De la vie sur Mars?

Ken Tapping, le 25 avril 2012

Dans le ciel, cette semaine…

  • Jupiter rase l’horizon dans les feux du Soleil couchant; Vénus brille haut dans le ciel et sera agréablement proche de la Lune le 24 avril.
  • Mars luit à bonne hauteur, au sud, près de Regulus, l’étoile la plus éclatante de la constellation du Lion; Saturne apparaît vers 20 h, assez près de Spica, l’étoile la plus brillante de la constellation de la Vierge.
  • La Lune entrera dans son premier quartier le 29 avril.

Les organismes vivants pullulent partout sur Terre, ou presque : dans le désert, aux pôles, dans l’eau quasi bouillante des sources thermales, à l’intérieur des fumeurs noirs du plancher océanique, nettement plus chauds, et dans des cavités rocheuses, à des kilomètres de profondeur. Sachant cela, l’idée que la vie pourrait exister sur Mars ne paraît pas si farfelue. Néanmoins, elle pourrait prendre des formes très exotiques et s’avérer difficile à trouver. La grande question est donc la suivante : « comment la chercher? » Il est peu probable qu’un Martien passe devant la caméra d’un des astromobiles patrouillant la planète et nous fasse signe de la main, ou s’approche d’un astronaute de passage pour demander qu’il le conduise jusqu’à son chef. 

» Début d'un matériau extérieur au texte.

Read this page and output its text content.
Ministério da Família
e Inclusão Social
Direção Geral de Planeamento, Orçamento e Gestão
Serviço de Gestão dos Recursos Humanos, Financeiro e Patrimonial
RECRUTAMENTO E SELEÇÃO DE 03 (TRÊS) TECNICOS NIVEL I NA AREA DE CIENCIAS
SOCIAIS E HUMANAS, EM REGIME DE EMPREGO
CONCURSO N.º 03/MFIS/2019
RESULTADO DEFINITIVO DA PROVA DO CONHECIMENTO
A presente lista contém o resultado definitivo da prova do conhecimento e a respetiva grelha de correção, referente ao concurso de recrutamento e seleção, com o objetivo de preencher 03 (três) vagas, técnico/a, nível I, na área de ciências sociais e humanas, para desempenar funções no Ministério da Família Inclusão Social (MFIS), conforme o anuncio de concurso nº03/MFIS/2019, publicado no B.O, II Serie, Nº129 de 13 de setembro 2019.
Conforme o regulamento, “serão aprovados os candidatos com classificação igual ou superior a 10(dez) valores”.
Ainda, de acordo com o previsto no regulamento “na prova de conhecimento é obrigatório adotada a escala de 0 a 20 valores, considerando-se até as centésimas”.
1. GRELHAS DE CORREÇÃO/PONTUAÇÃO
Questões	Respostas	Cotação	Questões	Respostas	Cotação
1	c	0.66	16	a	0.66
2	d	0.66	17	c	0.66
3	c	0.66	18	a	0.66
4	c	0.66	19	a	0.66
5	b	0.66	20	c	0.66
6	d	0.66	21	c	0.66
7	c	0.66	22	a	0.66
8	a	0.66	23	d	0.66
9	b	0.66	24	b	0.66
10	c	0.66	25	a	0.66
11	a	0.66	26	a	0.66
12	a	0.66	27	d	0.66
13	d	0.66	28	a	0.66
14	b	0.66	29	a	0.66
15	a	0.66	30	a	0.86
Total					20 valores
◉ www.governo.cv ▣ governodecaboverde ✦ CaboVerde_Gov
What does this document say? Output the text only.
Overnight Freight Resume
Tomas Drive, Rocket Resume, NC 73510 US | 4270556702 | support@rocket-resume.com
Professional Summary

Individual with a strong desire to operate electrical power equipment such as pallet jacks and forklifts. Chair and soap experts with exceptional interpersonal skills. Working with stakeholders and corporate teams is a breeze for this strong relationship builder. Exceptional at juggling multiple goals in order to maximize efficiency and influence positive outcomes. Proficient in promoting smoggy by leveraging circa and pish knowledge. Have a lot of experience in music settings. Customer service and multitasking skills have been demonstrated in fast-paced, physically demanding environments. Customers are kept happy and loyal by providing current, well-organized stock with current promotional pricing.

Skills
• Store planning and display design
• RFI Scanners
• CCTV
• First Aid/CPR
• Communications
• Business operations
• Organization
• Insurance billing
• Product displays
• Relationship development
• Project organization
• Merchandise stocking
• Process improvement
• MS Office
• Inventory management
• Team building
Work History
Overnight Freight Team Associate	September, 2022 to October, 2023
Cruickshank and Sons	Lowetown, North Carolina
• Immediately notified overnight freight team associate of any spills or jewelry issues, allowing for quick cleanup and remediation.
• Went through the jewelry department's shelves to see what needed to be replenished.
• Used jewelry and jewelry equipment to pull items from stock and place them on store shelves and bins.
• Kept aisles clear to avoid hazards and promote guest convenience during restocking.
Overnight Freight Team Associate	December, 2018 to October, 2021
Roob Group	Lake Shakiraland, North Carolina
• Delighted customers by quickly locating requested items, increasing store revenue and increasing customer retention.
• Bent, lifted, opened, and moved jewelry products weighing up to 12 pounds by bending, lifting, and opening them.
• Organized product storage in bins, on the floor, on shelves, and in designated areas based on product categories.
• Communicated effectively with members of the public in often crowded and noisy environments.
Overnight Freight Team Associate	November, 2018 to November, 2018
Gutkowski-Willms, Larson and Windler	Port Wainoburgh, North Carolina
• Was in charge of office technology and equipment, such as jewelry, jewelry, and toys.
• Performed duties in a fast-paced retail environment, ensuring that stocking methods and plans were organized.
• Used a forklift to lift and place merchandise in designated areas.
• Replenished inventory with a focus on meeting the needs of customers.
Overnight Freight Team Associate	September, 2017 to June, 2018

Sur Terre, c’est la chimie qui commande la vie. Bon nombre des composés qui y jouent un rôle sont extrêmement réactifs, si bien qu’il est peu probable qu’on les retrouve à l’état naturel ou, si c’est le cas, en très petite quantité uniquement. Les composés chimiques synthétisés par les êtres vivants finiront inévitablement par échouer dans le sol, l’eau des océans ou l’atmosphère. Certains y subsisteront longtemps, d’autres réagiront rapidement avec autre chose pour disparaître. La présence de telles substances sur une planète est donc un signe de vie. Certains composés finissent emprisonnés dans le roc et témoignent d’une vie passée. D’autres réagissent si vivement qu’ils doivent être renouvelés constamment; leur découverte révèle donc que la vie est toujours présente. 

Le carbonate de calcium se forme dans les océans; qu’il y en ait sur Mars signifie que beaucoup d’eau recouvrait la planète autrefois. De nombreuses créatures marines extraient ce composé de leur environnement pour fabriquer une coquille ou d’autres structures corporelles. Quand elles meurent, leurs restes se déposent au fond des mers, ce qui engendre d’énormes concentrations de carbonate de calcium. Pareils dépôts militent considérablement en faveur de l’existence de la vie. 

Sur notre planète, on trouve du carbonate de calcium dans des roches comme la craie des falaises blanches de Douvres et dans le calcaire. La craie n’est que l’accumulation d’une quantité innombrable de minuscules coquilles, tandis que le calcaire se compose de fragments de corail et des restes de petites créatures marines. L’ambre est de la résine fossilisée et révèle lui aussi l’existence d’une vie ancienne. 

Les plantes fabriquent de l’oxygène. Ce gaz réagit si vivement que s’il n’est pas renouvelé en permanence, il se combine à d’autres éléments pour former un composé plus inerte. Une grande partie de l’oxygène de Mars est désormais emprisonnée dans les minéraux rougeâtres, riches en oxyde de fer, qui tapissent la surface de la planète. Une autre substance qui susciterait son lot de questions, si on en découvrait dans l’atmosphère d’une planète, est le méthane, que les organismes libèrent durant leur vie et après leur mort, par décomposition. 

La possibilité que la vie existe très profondément dans le sol a de quoi intriguer. Mais la question demeure : « où regarder? » L’exploitation minière du sous-sol martien n’est pas pour demain. Quoi qu’il en soit, les cratères de bonne taille pourraient s’avérer intéressants. La destruction de la vie par l’impact d’un astéroïde nous est familière. Ce qu’on sait moins, c’est qu’en pulvérisant la roche jusqu’à une grande profondeur, de tels impacts permettent à l’eau et aux éléments nutritifs de pénétrer très loin dans le sol, pour le bonheur des formes de vie souterraines. Ils pourraient aussi amener les créatures vivantes ou leurs sous-produits plus près de la surface, ce qui en faciliterait la découverte.

Ken Tapping est astronome à l’Observatoire de radio-astrophysique du Conseil national de recherches, à Penticton (C.-B.), V2A 6J9.